If you happen to forget the `--recursive` during `clone`, you can use the following command after `cd aiter`
```bash
git submodule sync && git submodule update --init --recursive
```

### FlyDSL (Optional)

AITER's FusedMoE supports [FlyDSL](https://pypi.org/project/flydsl/)-based kernels for mixed-precision MOE (e.g., A4W4).
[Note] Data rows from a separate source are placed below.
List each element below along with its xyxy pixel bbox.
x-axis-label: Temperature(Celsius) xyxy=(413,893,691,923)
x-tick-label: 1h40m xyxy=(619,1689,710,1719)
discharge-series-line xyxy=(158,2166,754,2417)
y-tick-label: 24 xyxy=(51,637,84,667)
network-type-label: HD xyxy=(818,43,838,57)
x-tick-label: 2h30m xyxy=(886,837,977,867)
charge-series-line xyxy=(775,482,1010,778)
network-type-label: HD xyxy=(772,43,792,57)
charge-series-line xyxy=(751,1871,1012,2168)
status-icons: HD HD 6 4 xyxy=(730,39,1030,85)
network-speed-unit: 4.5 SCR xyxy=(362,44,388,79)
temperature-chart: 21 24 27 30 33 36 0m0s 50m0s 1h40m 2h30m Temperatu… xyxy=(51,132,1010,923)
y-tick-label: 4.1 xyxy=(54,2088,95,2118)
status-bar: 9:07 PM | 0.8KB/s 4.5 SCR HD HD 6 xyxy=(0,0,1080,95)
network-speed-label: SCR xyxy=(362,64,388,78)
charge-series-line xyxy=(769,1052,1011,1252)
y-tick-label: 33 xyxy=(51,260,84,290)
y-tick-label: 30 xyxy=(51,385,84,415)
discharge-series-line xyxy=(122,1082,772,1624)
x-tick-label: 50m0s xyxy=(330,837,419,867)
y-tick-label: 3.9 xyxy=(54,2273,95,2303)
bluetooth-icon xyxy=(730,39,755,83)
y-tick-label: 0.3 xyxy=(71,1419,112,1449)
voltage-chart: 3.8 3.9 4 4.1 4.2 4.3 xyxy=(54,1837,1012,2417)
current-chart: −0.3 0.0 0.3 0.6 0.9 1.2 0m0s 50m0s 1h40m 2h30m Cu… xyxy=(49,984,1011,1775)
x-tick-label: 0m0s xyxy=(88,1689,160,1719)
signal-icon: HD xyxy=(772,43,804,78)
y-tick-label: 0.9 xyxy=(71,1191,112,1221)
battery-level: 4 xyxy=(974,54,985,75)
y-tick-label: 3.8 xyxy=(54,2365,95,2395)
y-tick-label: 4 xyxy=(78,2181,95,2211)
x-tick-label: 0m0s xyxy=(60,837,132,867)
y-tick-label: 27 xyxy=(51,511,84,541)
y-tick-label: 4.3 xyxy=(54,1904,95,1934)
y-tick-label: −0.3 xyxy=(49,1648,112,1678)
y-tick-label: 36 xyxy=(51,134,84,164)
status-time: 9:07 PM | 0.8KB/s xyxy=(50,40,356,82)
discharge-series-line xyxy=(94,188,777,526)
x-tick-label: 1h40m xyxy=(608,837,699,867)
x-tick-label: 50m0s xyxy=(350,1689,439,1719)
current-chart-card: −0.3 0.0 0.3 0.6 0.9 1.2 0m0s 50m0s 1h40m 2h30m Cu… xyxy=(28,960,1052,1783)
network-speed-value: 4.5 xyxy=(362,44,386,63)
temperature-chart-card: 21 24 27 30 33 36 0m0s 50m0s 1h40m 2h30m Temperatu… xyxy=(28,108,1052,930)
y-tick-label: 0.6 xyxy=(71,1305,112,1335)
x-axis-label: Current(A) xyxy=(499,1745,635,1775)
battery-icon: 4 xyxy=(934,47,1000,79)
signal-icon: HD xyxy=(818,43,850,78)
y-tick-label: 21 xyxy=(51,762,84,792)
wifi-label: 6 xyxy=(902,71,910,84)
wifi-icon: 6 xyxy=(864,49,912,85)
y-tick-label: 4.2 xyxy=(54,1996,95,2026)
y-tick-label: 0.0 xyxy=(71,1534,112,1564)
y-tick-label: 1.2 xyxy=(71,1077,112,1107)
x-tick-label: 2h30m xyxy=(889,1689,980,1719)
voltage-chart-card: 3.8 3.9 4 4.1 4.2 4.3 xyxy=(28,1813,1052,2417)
FlyDSL is optional — when not installed, AITER automatically falls back to CK kernels.

```bash
pip install --pre flydsl
```

Or install all optional dependencies at once:

```bash
pip install -r requirements.txt
```

### Opus — Lightweight C++ Template for Kernel Development

[Opus](csrc/include/opus/) is a single-header C++ template library (`opus.hpp`) for writing HIP kernels on AMD GPUs — vectorized load/store, layout abstractions, and MFMA wrappers with a strong focus on **build time optimization** (up to 61x faster than standard torch extension builds). See the [Opus README](csrc/include/opus/README.md) and [`op_tests/opus/`](op_tests/opus/) for details.

### Triton-based Communication (Iris)

AITER supports GPU-initiated communication using the [Iris library](https://github.com/ROCm/iris). This enables high-performance Triton-based communication primitives like reduce-scatter and all-gather.

```bash
pip install -e .
pip install -r requirements-triton-comms.txt
```

For more details, see [docs/triton_comms.md](docs/triton_comms.md).